“Why not? Isn’t there enough history for you to find your own hunting grounds without taking mine?”
“Because that isn’t the reason I’m following you. At least not anymore.” He paused. He wasn’t smiling, he wasn’t joking. “I think I’m in love with you.”
Her feet kept doing what they were supposed to do. The music kept them moving, which was good because her mind froze. “No,” she murmured.
“Will you give me a chance? A chance to show you?”
It was a trick. A new way to make a fool of her, and it was cruel. But she had never seen him so serious. His brow took on furrows.

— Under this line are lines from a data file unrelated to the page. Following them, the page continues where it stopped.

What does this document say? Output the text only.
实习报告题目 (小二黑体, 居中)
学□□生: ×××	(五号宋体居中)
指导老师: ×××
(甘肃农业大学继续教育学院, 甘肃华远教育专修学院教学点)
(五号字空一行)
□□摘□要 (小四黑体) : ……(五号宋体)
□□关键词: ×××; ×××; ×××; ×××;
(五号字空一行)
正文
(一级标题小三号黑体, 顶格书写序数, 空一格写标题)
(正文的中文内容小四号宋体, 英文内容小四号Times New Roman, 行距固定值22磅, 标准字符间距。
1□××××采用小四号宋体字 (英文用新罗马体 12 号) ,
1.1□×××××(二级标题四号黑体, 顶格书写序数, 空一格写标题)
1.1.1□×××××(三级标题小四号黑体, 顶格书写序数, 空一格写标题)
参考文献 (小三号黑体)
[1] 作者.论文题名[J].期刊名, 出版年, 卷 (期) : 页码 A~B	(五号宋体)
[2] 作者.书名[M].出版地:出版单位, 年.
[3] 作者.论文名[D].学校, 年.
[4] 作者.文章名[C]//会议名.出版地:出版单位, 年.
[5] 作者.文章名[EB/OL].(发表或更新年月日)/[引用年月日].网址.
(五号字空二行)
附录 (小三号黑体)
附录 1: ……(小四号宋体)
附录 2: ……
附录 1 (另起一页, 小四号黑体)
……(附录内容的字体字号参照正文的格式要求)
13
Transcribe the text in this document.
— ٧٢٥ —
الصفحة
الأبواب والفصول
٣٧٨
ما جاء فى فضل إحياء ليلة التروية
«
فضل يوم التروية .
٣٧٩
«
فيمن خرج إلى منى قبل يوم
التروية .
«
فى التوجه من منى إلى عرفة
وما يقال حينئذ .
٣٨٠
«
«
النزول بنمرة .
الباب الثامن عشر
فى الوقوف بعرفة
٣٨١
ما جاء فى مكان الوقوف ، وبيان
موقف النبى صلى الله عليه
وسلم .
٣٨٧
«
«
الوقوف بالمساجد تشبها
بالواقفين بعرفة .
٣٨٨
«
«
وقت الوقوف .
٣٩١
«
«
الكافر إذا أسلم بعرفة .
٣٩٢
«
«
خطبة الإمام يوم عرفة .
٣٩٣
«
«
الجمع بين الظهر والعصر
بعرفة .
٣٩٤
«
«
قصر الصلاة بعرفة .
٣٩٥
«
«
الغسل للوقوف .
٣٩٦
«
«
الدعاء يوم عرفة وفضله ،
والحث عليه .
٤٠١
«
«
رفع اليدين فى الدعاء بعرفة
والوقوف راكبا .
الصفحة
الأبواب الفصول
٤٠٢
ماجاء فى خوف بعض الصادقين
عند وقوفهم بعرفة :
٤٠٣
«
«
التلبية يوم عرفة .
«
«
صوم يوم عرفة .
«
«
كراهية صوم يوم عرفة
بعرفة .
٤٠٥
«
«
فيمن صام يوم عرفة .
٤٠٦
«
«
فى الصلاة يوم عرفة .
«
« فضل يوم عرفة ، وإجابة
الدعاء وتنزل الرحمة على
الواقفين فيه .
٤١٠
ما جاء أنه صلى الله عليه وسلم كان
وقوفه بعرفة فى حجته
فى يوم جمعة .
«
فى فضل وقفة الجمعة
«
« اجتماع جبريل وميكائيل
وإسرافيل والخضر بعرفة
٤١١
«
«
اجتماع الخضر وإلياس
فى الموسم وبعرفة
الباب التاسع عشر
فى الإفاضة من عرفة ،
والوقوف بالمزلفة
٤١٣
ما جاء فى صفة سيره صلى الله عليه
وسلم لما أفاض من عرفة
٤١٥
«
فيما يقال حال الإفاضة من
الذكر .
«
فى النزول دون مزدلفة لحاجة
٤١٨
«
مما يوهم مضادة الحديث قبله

She stopped dancing, and he had to stop with her, but he wouldn’t let go. There, stalled in the middle of the ballroom floor, the dance turned to chaos around them.
“No. I can’t love you back, Ned. We’re too much alike.”
For a long moment, a gentle strain of music, he studied her. His expression turned drawn and sad.
“Be careful, Madeline. Watch your back.” He kissed her hand, a gentle press of lips against her curled fingers, then let it go and walked off the dance floor, shouldering around couples as they passed.
He left her alone, lost, in the middle of the floor. She touched her hand where he had kissed it.
“Ned!” she called, the sound barely audible over the orchestra. “Ned!”
He didn’t turn around.
The song ended.
She left the floor, hitched up her skirt and ran everywhere, looking behind every door and every potted fern. But he was gone.
If Ned followed her, it stood to reason others could as well.
Her room had been trashed. The mirror over the vanity was shattered, chairs smashed, a dresser toppled. Powdered cosmetics dusted the wreckage. The wardrobe was thrown open, gowns and fabric torn and strewn like streamers over the furniture.
She didn’t have windows or doors precisely to keep this sort of thing from happening. There was only one way into the room—through a sideways door, and only if one knew just the right way to look through it. So how—
Someone grabbed her in a bear hug. Another figure appeared from behind her and pointed a bizarre vice-grip and hairbrush-looking tool at her in the unmistakable stance of holding a weapon. A third moved into view.
She squirmed in the grasp of the first, but he was at least a foot taller than she and he quickly worked to secure bindings around her arms and hands that left her immobile. All wore black militaristic suits, with goggles and metallic breathing masks hiding their features.
The third spoke, a male voice echoing mechanically through the mask. “Under Temporal Transit Authority Code forty-four A dash nine, I hereby take you into custody and charge you—”
“The what?” Madeline said with a gasp. Her captor wrenched her shoulders back. Any struggle she made now was merely out of principle. “Temporal Transit Authority? I’ve never heard of such a thing!”
“You’ve never stepped through to the twenty-second century, then.”
“No.” Traveling to one’s own future was tough—there was no record to study, no way to know what to expect. She’d had enough trouble with her past, she never expected the future to come back to haunt her.
“I hereby take you into custody and charge you with unregulated transportation along the recognized timeline, grand theft along the recognized timeline, historic fraud—”
“You can’t be serious—”
He held up a device, something like an electric razor with a glowing wand at one end and flashing l
ights at the other. He pressed a button and drew a line in the air. The line glowed, hanging in midair. He pressed another button, the line widened into a plane, a doorway through which a dim scene showed: pale tiled walls and steel tables.
He opened a door, he stepped through, and all he needed to do was push a button.
In that stunned moment, the two flunkies picked her up and carried her through.
They entered a hospital room and unloaded her onto a gurney. More figures appeared, doctors hiding behind medical scrubs, cloth masks, and clinical gazes. With practiced ease they strapped her face-down, wrists and legs bound with padded restraints. When she tried to struggle, a half-dozen hands pressed her into the thin mattress. Her ice-blue skirt was hitched up around her knees, wrinkling horribly.